It’s a universal truth that wine served in plastic cups isn’t meant to be savored. It’s meant to be chugged, eyes closed, as if blocking out your vision will also block out the massive attack you are about to launch on your taste buds. So when the bartender exchanged my ticket for one glass (Solo Cup) of wine (Franzia), I had no choice but to down it like I was a Wilson-bearing Tom Hanks who had just fallen out of an airplane. After all, who was I to argue with universal truths?
What I had overestimated was the power of alcohol to rectify an already terrible situation. What I had underestimated, however, was the power of leaving. With no remaining drink tickets and a moral objection to paying the same amount for a cup of boxed wine as I would for the entire box, I quickly slipped out the back. As the smell of cheap booze and the sound of an outrageously auto-tuned Rihanna began to fade, though, I was left with an odd sense of failure. Why couldn’t I enter a room like the Wombats bar wildly, befriending and de-friending with reckless abandon, mingling to meet the love of my life—or at least the love of my next two hours? Was I a failure of a traveler? Or even worse, a failure of a young person?
After wandering around empty streets stewing in my own shortcomings, I finally resorted to the activity any good adventurer seeks out when friendless, mapless, and speechless in a foreign city: I consumed an amount of falafel that can only be described, kindly, as completely bonkers.

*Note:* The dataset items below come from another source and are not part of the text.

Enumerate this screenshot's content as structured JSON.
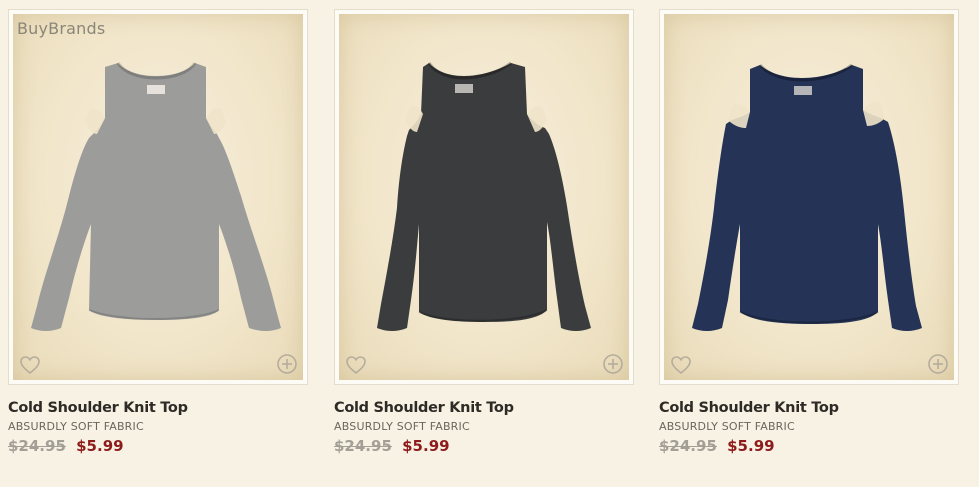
{
  "watermark": "BuyBrands",
  "products": [
    {
      "name": "Cold Shoulder Knit Top",
      "subtitle": "ABSURDLY SOFT FABRIC",
      "original_price": "$24.95",
      "sale_price": "$5.99",
      "color": "#9c9c9a"
    },
    {
      "name": "Cold Shoulder Knit Top",
      "subtitle": "ABSURDLY SOFT FABRIC",
      "original_price": "$24.95",
      "sale_price": "$5.99",
      "color": "#3b3c3d"
    },
    {
      "name": "Cold Shoulder Knit Top",
      "subtitle": "ABSURDLY SOFT FABRIC",
      "original_price": "$24.95",
      "sale_price": "$5.99",
      "color": "#253356"
    }
  ],
  "icons": {
    "wishlist": "heart-icon",
    "add": "plus-circle-icon"
  }
}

My three euros bought me a “child-size” falafel, named thusly because it was actually the size of a small child. Though I was the last remaining customer in this particular falafel joint, it didn’t seem like the two guys behind the counter were trying to edge me out. In fact, had they not just made me a falafel, I would have questioned whether they even knew I was there. They were heavyset guys in their mid-60s, with patchy gray hair (eyebrows, ears, and nose) and tahini stains dripping down their slouchy white T-shirts. I watched as the men threw down jacks and kings into a sloppy pile of cards on the counter. If I had to guess, I’d say the game was supposed to be speed-based. “Supposed to” is probably the key phrase here: The men, lazily tossing cards without looking too closely, played at a pace considerably more geriatric.
I glanced down to find my own T-shirt, covered—as it is wont to be—in tahini. At last, I had found my people.